トルコは市民の良心を尊重しなければならない,と国連は述べている

トルコは市民の良心を尊重しなければならない,と国連は述べている

幾百万人ものクリスチャンが良心上,軍務に就くことを拒否しており,そうした決定は多くの国で尊重されています。国連規約人権委員会は,トルコ市民も同じ自由を享受してしかるべきである,と裁定しました。

同委員会は,2012年3月29日に採択されたその決定の中で,トルコ市民である男性二人,ジェンク・アタソイとアルダ・サルクトを擁護する裁定を下しました。二人はエホバの証人であり,自分の宗教信条のゆえに兵役を拒否したのです。

アタソイ氏とサルクト氏は幾度も,自分の良心上の決定について説明するために役所に嘆願書を提出し,軍務以外の奉仕活動なら行なえることを伝えました。それでも二人は,入隊するよう容赦なく圧力を加えられました。サルクト氏は,助講師として大学に勤めていましたが,軍部が大学を刑事告発すると脅したため,職を失いました。

同人権委員会はその裁定の中で,良心上の理由で兵役を拒否する権利は「思想,良心及び宗教の自由を享有する権利に内在する」ものであり,「市民的及び政治的権利に関する国際規約」の第18条に示唆されている,と述べました。そしてさらに,この権利は「だれにでも,兵役が自分の宗教もしくは信条と相いれない場合には,兵役義務の免除資格を与えるものである」とも裁定しました。

この裁定は,ヨーロッパ人権裁判所が二つの関連した判決を下したすぐ後に出されています。同裁判所は,その判決の一つの中で,「トルコに兵役代替規定がないことは」,ヨーロッパ人権条約で保障されている「良心に反する行為を拒む権利を侵害するものである」という判決を下しました。
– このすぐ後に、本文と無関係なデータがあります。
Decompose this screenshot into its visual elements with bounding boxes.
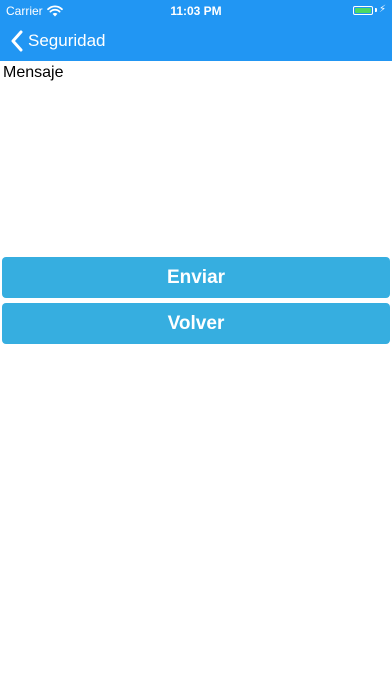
app-header: Carrier 11:03 PM ⚡ Seguridad — [0, 0, 392, 61]
battery-icon: ⚡ — [352, 4, 386, 15]
status-bar: Carrier 11:03 PM ⚡ — [0, 0, 392, 20]
battery-body — [352, 5, 373, 15]
back-nav-button[interactable]: Seguridad — [10, 20, 106, 61]
message-label: Mensaje — [3, 64, 64, 81]
battery-fill — [354, 7, 371, 13]
status-time: 11:03 PM — [170, 4, 222, 18]
navigation-bar: Seguridad — [0, 20, 392, 61]
battery-tip — [374, 8, 377, 12]
send-button[interactable]: Enviar — [2, 257, 390, 298]
charging-bolt-icon: ⚡ — [378, 4, 386, 15]
back-nav-label: Seguridad — [28, 30, 106, 50]
back-button[interactable]: Volver — [2, 303, 390, 344]
chevron-left-icon — [11, 30, 23, 51]
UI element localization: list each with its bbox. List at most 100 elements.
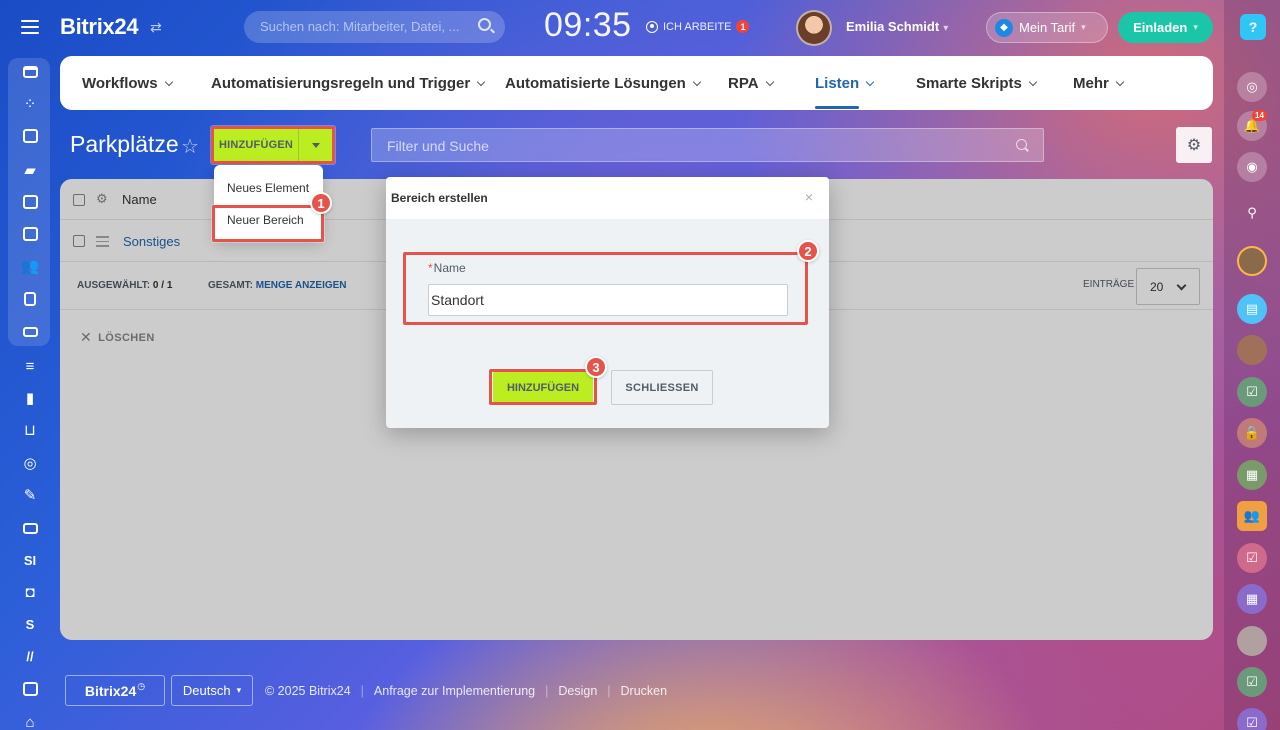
- drive-icon[interactable]: [16, 318, 44, 346]
- dialog-close-button[interactable]: SCHLIESSEN: [611, 370, 713, 405]
- chevron-down-icon: [476, 77, 486, 87]
- work-status-label: ICH ARBEITE: [663, 20, 732, 33]
- invite-label: Einladen: [1133, 20, 1188, 35]
- group-chat-icon[interactable]: 👥: [1237, 501, 1267, 531]
- step-badge-1: 1: [310, 192, 332, 214]
- search-icon: [478, 18, 491, 31]
- team-icon[interactable]: 👥: [16, 252, 44, 280]
- menu-icon[interactable]: [21, 20, 39, 34]
- chat-icon[interactable]: ▰: [16, 156, 44, 184]
- print-link[interactable]: Drucken: [621, 684, 668, 698]
- gear-icon[interactable]: ⚙: [1176, 127, 1212, 163]
- docs-icon[interactable]: [16, 285, 44, 313]
- messenger-icon[interactable]: ◉: [1237, 152, 1267, 182]
- menu-item-new-element[interactable]: Neues Element: [227, 181, 309, 195]
- chevron-down-icon: ▾: [943, 23, 949, 34]
- bank-icon[interactable]: ⌂: [16, 708, 44, 730]
- diamond-icon: ◆: [995, 18, 1013, 37]
- chevron-down-icon: [692, 77, 702, 87]
- nav-workflows[interactable]: Workflows: [82, 75, 173, 92]
- record-icon: [646, 20, 658, 33]
- chevron-down-icon: [1028, 77, 1038, 87]
- sign-icon[interactable]: ✎: [16, 481, 44, 509]
- nav-rpa[interactable]: RPA: [728, 75, 774, 92]
- step-badge-2: 2: [797, 240, 819, 262]
- market-icon[interactable]: //: [16, 642, 44, 670]
- analytics-icon[interactable]: ▮: [16, 384, 44, 412]
- dialog-title: Bereich erstellen: [391, 191, 488, 205]
- filter-search-input[interactable]: Filter und Suche: [371, 128, 1044, 162]
- logo-settings-icon[interactable]: ⇄: [150, 19, 162, 36]
- design-link[interactable]: Design: [558, 684, 597, 698]
- task-chat-icon-4[interactable]: ☑: [1237, 708, 1267, 730]
- nav-automation-rules[interactable]: Automatisierungsregeln und Trigger: [211, 75, 486, 92]
- chevron-down-icon: [865, 77, 875, 87]
- highlight-new-section: [212, 205, 324, 242]
- contact-avatar-3[interactable]: [1237, 626, 1267, 656]
- contacts-icon[interactable]: [16, 514, 44, 542]
- top-nav: Workflows Automatisierungsregeln und Tri…: [60, 56, 1213, 110]
- feed-icon[interactable]: [16, 122, 44, 150]
- user-name: Emilia Schmidt: [846, 19, 940, 34]
- highlight-add-button: [211, 126, 335, 164]
- highlight-dialog-add: [489, 369, 597, 405]
- nav-lists[interactable]: Listen: [815, 75, 875, 109]
- target-icon[interactable]: ◎: [16, 449, 44, 477]
- home-icon[interactable]: [16, 58, 44, 86]
- calendar-icon[interactable]: [16, 188, 44, 216]
- cart-icon[interactable]: ⊔: [16, 416, 44, 444]
- search-icon: [1016, 139, 1027, 150]
- help-icon[interactable]: ?: [1240, 14, 1266, 40]
- tarif-label: Mein Tarif: [1019, 20, 1076, 35]
- chevron-down-icon: ▾: [1193, 22, 1198, 32]
- robot-icon[interactable]: ◘: [16, 578, 44, 606]
- task-chat-icon-2[interactable]: ☑: [1237, 543, 1267, 573]
- settings-list-icon[interactable]: [16, 675, 44, 703]
- work-status-button[interactable]: ICH ARBEITE 1: [646, 20, 750, 33]
- chevron-down-icon: ▾: [1081, 22, 1086, 32]
- footer-logo[interactable]: Bitrix24 ◷: [65, 675, 165, 706]
- user-menu[interactable]: Emilia Schmidt ▾: [846, 19, 948, 34]
- dialog-header: Bereich erstellen ×: [386, 177, 829, 219]
- highlight-name-field: [403, 252, 808, 325]
- nav-automated-solutions[interactable]: Automatisierte Lösungen: [505, 75, 702, 92]
- star-icon[interactable]: ☆: [181, 134, 199, 159]
- copilot-icon[interactable]: ◎: [1237, 72, 1267, 102]
- chat-bubble-icon[interactable]: ▤: [1237, 294, 1267, 324]
- language-select[interactable]: Deutsch ▾: [171, 675, 253, 706]
- global-search-input[interactable]: Suchen nach: Mitarbeiter, Datei, ...: [244, 11, 505, 43]
- invite-button[interactable]: Einladen ▾: [1118, 12, 1213, 43]
- step-badge-3: 3: [585, 356, 607, 378]
- left-sidebar: ⁘ ▰ 👥 ≡ ▮ ⊔ ◎ ✎ SI ◘ S // ⌂: [0, 0, 60, 730]
- calendar-chat-icon[interactable]: ▦: [1237, 460, 1267, 490]
- filter-icon[interactable]: ≡: [16, 352, 44, 380]
- nav-smart-scripts[interactable]: Smarte Skripts: [916, 75, 1038, 92]
- contact-avatar-1[interactable]: [1237, 246, 1267, 276]
- tarif-button[interactable]: ◆ Mein Tarif ▾: [986, 12, 1108, 43]
- clock-icon: ◷: [137, 681, 146, 691]
- tasks-icon[interactable]: [16, 220, 44, 248]
- copyright: © 2025 Bitrix24: [265, 684, 351, 698]
- chevron-down-icon: [765, 77, 774, 87]
- task-chat-icon[interactable]: ☑: [1237, 377, 1267, 407]
- activity-icon[interactable]: ⁘: [16, 90, 44, 118]
- nav-more[interactable]: Mehr: [1073, 75, 1125, 92]
- notification-badge: 14: [1252, 110, 1267, 121]
- clock: 09:35: [544, 6, 632, 44]
- sidebar-item-si[interactable]: SI: [16, 546, 44, 574]
- lock-icon[interactable]: 🔒: [1237, 418, 1267, 448]
- implementation-request-link[interactable]: Anfrage zur Implementierung: [374, 684, 535, 698]
- task-chat-icon-3[interactable]: ☑: [1237, 667, 1267, 697]
- filter-placeholder: Filter und Suche: [387, 138, 489, 154]
- work-status-badge: 1: [736, 20, 750, 33]
- chevron-down-icon: [164, 77, 173, 87]
- sidebar-item-s[interactable]: S: [16, 610, 44, 638]
- calendar-chat-icon-2[interactable]: ▦: [1237, 584, 1267, 614]
- close-icon[interactable]: ×: [805, 189, 813, 205]
- search-icon[interactable]: ⚲: [1237, 198, 1267, 228]
- app-logo[interactable]: Bitrix24: [60, 14, 139, 40]
- user-avatar[interactable]: [796, 10, 832, 46]
- chevron-down-icon: ▾: [236, 685, 242, 695]
- contact-avatar-2[interactable]: [1237, 335, 1267, 365]
- footer-links: © 2025 Bitrix24 | Anfrage zur Implementi…: [265, 684, 668, 698]
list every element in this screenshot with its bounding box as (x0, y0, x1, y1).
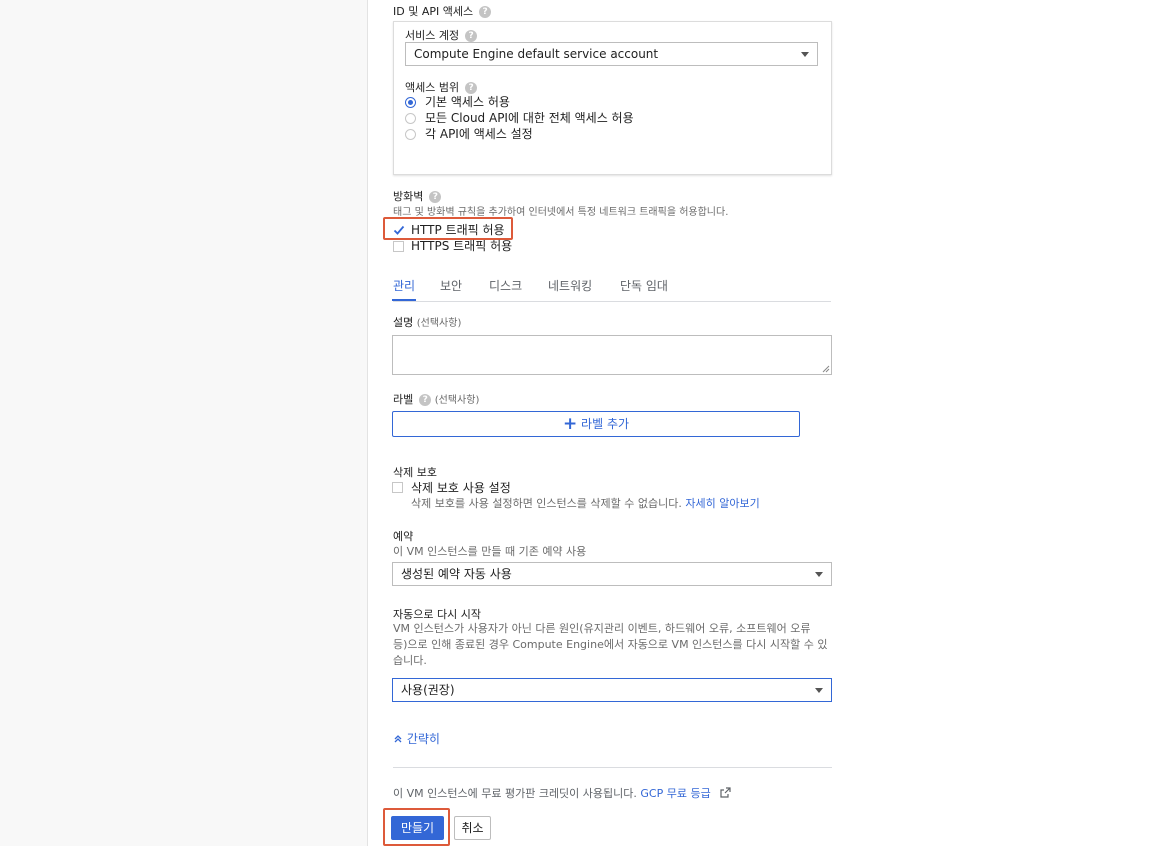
tab-sole-tenancy[interactable]: 단독 임대 (620, 277, 668, 294)
dropdown-caret-icon (815, 572, 823, 577)
deletion-protection-label: 삭제 보호 사용 설정 (411, 481, 511, 495)
firewall-title: 방화벽? (393, 188, 442, 204)
chevron-up-double-icon (394, 735, 402, 743)
highlight-create-button (383, 808, 450, 846)
service-account-select[interactable]: Compute Engine default service account (405, 42, 818, 66)
radio-label-full-access: 모든 Cloud API에 대한 전체 액세스 허용 (425, 111, 634, 125)
labels-optional-text: (선택사항) (434, 395, 480, 406)
tab-networking[interactable]: 네트워킹 (548, 277, 592, 294)
service-account-label-text: 서비스 계정 (405, 29, 460, 42)
cancel-button[interactable]: 취소 (454, 816, 491, 840)
external-link-icon[interactable] (720, 787, 731, 798)
deletion-protection-desc: 삭제 보호를 사용 설정하면 인스턴스를 삭제할 수 없습니다. 자세히 알아보… (411, 495, 760, 511)
deletion-protection-desc-text: 삭제 보호를 사용 설정하면 인스턴스를 삭제할 수 없습니다. (411, 497, 682, 510)
collapse-link[interactable]: 간략히 (393, 730, 440, 747)
auto-restart-title: 자동으로 다시 시작 (393, 608, 481, 621)
add-label-text: 라벨 추가 (581, 417, 630, 431)
auto-restart-desc-line: 등)으로 인해 종료된 경우 Compute Engine에서 자동으로 VM … (393, 638, 828, 651)
description-textarea[interactable] (392, 335, 832, 375)
deletion-protection-title: 삭제 보호 (393, 466, 437, 479)
auto-restart-desc-line: VM 인스턴스가 사용자가 아닌 다른 원인(유지관리 이벤트, 하드웨어 오류… (393, 622, 811, 635)
footer-divider (393, 767, 832, 768)
reservation-description: 이 VM 인스턴스를 만들 때 기존 예약 사용 (393, 545, 587, 558)
free-trial-text: 이 VM 인스턴스에 무료 평가판 크레딧이 사용됩니다. (393, 787, 637, 800)
help-icon[interactable]: ? (479, 6, 492, 18)
service-account-label: 서비스 계정? (405, 27, 478, 43)
tabs-divider (393, 301, 831, 302)
radio-default-access[interactable] (405, 97, 416, 108)
help-icon[interactable]: ? (465, 30, 478, 42)
description-optional-text: (선택사항) (416, 318, 462, 329)
left-pane (0, 0, 368, 846)
tab-management[interactable]: 관리 (393, 277, 415, 294)
https-traffic-checkbox[interactable] (393, 241, 404, 252)
free-trial-note: 이 VM 인스턴스에 무료 평가판 크레딧이 사용됩니다. GCP 무료 등급 (393, 785, 731, 801)
tab-security[interactable]: 보안 (440, 277, 462, 294)
collapse-link-text: 간략히 (406, 732, 440, 746)
reservation-title: 예약 (393, 530, 414, 543)
gcp-free-tier-link[interactable]: GCP 무료 등급 (640, 787, 710, 800)
add-label-button[interactable]: + 라벨 추가 (392, 411, 800, 437)
dropdown-caret-icon (801, 52, 809, 57)
radio-label-per-api-access: 각 API에 액세스 설정 (425, 127, 533, 141)
reservation-select[interactable]: 생성된 예약 자동 사용 (392, 562, 832, 586)
help-icon[interactable]: ? (419, 394, 432, 406)
tab-disks[interactable]: 디스크 (489, 277, 522, 294)
labels-label-text: 라벨 (393, 393, 414, 406)
auto-restart-description: VM 인스턴스가 사용자가 아닌 다른 원인(유지관리 이벤트, 하드웨어 오류… (393, 621, 833, 669)
radio-per-api-access[interactable] (405, 129, 416, 140)
reservation-value: 생성된 예약 자동 사용 (401, 567, 512, 581)
description-label: 설명 (선택사항) (393, 314, 461, 330)
auto-restart-desc-line: 습니다. (393, 654, 427, 667)
firewall-title-text: 방화벽 (393, 190, 424, 203)
active-tab-indicator (392, 299, 416, 301)
dropdown-caret-icon (815, 688, 823, 693)
identity-title-text: ID 및 API 액세스 (393, 5, 474, 18)
firewall-description: 태그 및 방화벽 규칙을 추가하여 인터넷에서 특정 네트워크 트래픽을 허용합… (393, 207, 729, 218)
help-icon[interactable]: ? (429, 191, 442, 203)
deletion-protection-checkbox[interactable] (392, 482, 403, 493)
radio-label-default-access: 기본 액세스 허용 (425, 95, 510, 109)
description-label-text: 설명 (393, 316, 414, 329)
service-account-value: Compute Engine default service account (414, 47, 659, 61)
https-traffic-label: HTTPS 트래픽 허용 (411, 239, 513, 253)
resize-handle-icon[interactable] (822, 365, 830, 373)
auto-restart-value: 사용(권장) (401, 683, 455, 697)
plus-icon: + (562, 414, 578, 434)
auto-restart-select[interactable]: 사용(권장) (392, 678, 832, 702)
learn-more-link[interactable]: 자세히 알아보기 (685, 497, 759, 510)
labels-label: 라벨? (선택사항) (393, 391, 479, 407)
radio-full-access[interactable] (405, 113, 416, 124)
identity-section-title: ID 및 API 액세스? (393, 3, 492, 19)
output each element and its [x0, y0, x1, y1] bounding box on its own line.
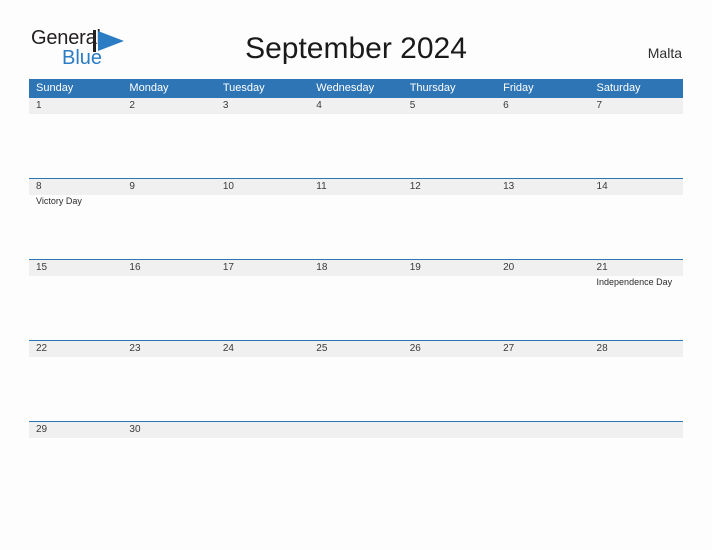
day-cell[interactable]: 25: [309, 341, 402, 421]
day-cell[interactable]: 23: [122, 341, 215, 421]
day-number: 26: [409, 343, 421, 354]
week-row: 22 23 24 25 26 27 28: [29, 340, 683, 421]
day-cell[interactable]: 19: [403, 260, 496, 340]
day-number: 15: [36, 262, 48, 273]
day-cell[interactable]: 18: [309, 260, 402, 340]
day-number: 16: [129, 262, 141, 273]
day-number: 14: [596, 181, 608, 192]
day-number: 18: [316, 262, 328, 273]
week-row: 29 30: [29, 421, 683, 461]
day-number: 29: [36, 424, 48, 435]
day-number: 1: [36, 100, 42, 111]
day-cell[interactable]: 6: [496, 98, 589, 178]
day-events: Victory Day: [36, 195, 122, 207]
day-number: 3: [222, 100, 229, 111]
day-number: 2: [129, 100, 135, 111]
holiday-label: Victory Day: [36, 196, 82, 206]
day-number: 30: [129, 424, 141, 435]
day-cell[interactable]: 27: [496, 341, 589, 421]
day-cell[interactable]: 13: [496, 179, 589, 259]
day-cell[interactable]: 7: [590, 98, 683, 178]
calendar-grid: Sunday Monday Tuesday Wednesday Thursday…: [29, 79, 683, 461]
day-cell[interactable]: 16: [122, 260, 215, 340]
day-cell[interactable]: 29: [29, 422, 122, 461]
day-number: 24: [222, 343, 234, 354]
day-cell-empty: [590, 422, 683, 461]
day-number: 28: [596, 343, 608, 354]
weekday-header-wednesday: Wednesday: [316, 82, 375, 94]
day-cell-empty: [309, 422, 402, 461]
day-number: 7: [596, 100, 603, 111]
weekday-header-friday: Friday: [503, 82, 534, 94]
weekday-header-monday: Monday: [129, 82, 169, 94]
day-cell[interactable]: 2: [122, 98, 215, 178]
day-cell[interactable]: 30: [122, 422, 215, 461]
day-cell[interactable]: 5: [403, 98, 496, 178]
day-cell[interactable]: 24: [216, 341, 309, 421]
day-number: 9: [129, 181, 135, 192]
day-events: Independence Day: [597, 276, 683, 288]
day-cell[interactable]: 26: [403, 341, 496, 421]
day-cell[interactable]: 10: [216, 179, 309, 259]
day-number: 13: [503, 181, 515, 192]
day-number: 22: [36, 343, 48, 354]
day-number: 17: [222, 262, 234, 273]
week-row: 1 2 3 4 5 6 7: [29, 97, 683, 178]
day-cell[interactable]: 12: [403, 179, 496, 259]
day-number: 25: [316, 343, 328, 354]
weekday-header-thursday: Thursday: [409, 82, 456, 94]
week-row: 15 16 17 18 19 20 21 Independence Day: [29, 259, 683, 340]
page-title: September 2024: [245, 32, 467, 65]
day-cell[interactable]: 9: [122, 179, 215, 259]
day-cell[interactable]: 8 Victory Day: [29, 179, 122, 259]
weekday-header-sunday: Sunday: [36, 82, 74, 94]
day-cell-empty: [216, 422, 309, 461]
day-number: 19: [409, 262, 421, 273]
day-number: 11: [316, 181, 327, 192]
weekday-header-tuesday: Tuesday: [222, 82, 265, 94]
day-number: 21: [596, 262, 608, 273]
day-cell[interactable]: 4: [309, 98, 402, 178]
day-cell[interactable]: 20: [496, 260, 589, 340]
day-number: 5: [409, 100, 416, 111]
page-header: General Blue September 2024 Malta: [0, 0, 712, 78]
weekday-header-row: Sunday Monday Tuesday Wednesday Thursday…: [29, 79, 683, 97]
day-cell[interactable]: 28: [590, 341, 683, 421]
weekday-header-saturday: Saturday: [596, 82, 641, 94]
day-number: 23: [129, 343, 141, 354]
day-number: 12: [409, 181, 421, 192]
day-number: 4: [316, 100, 322, 111]
day-cell[interactable]: 17: [216, 260, 309, 340]
day-number: 6: [503, 100, 509, 111]
day-number: 20: [503, 262, 515, 273]
day-cell[interactable]: 22: [29, 341, 122, 421]
day-cell[interactable]: 15: [29, 260, 122, 340]
day-cell[interactable]: 3: [216, 98, 309, 178]
day-cell[interactable]: 14: [590, 179, 683, 259]
day-number: 27: [503, 343, 515, 354]
day-cell[interactable]: 1: [29, 98, 122, 178]
week-row: 8 Victory Day 9 10 11 12 13 14: [29, 178, 683, 259]
day-cell-empty: [403, 422, 496, 461]
day-number: 8: [36, 181, 42, 192]
day-cell[interactable]: 21 Independence Day: [590, 260, 683, 340]
holiday-label: Independence Day: [596, 277, 673, 287]
country-label: Malta: [647, 45, 682, 61]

良心に従って兵役を拒むことは,キリスト教そのものと同時に始まっています。E・W・バーンズは自著「キリスト教の興隆」(英語)の中で,こう書いています。「入手できる情報をすべて注意深く調べてみると,マルクス・アウレリウス[ローマ皇帝,西暦161-180年]の時代に至るまで,クリスチャンで兵士になった者は一人もおらず,またクリスチャンになった兵士で兵役にとどまっていた者も一人もいないことが分かる」。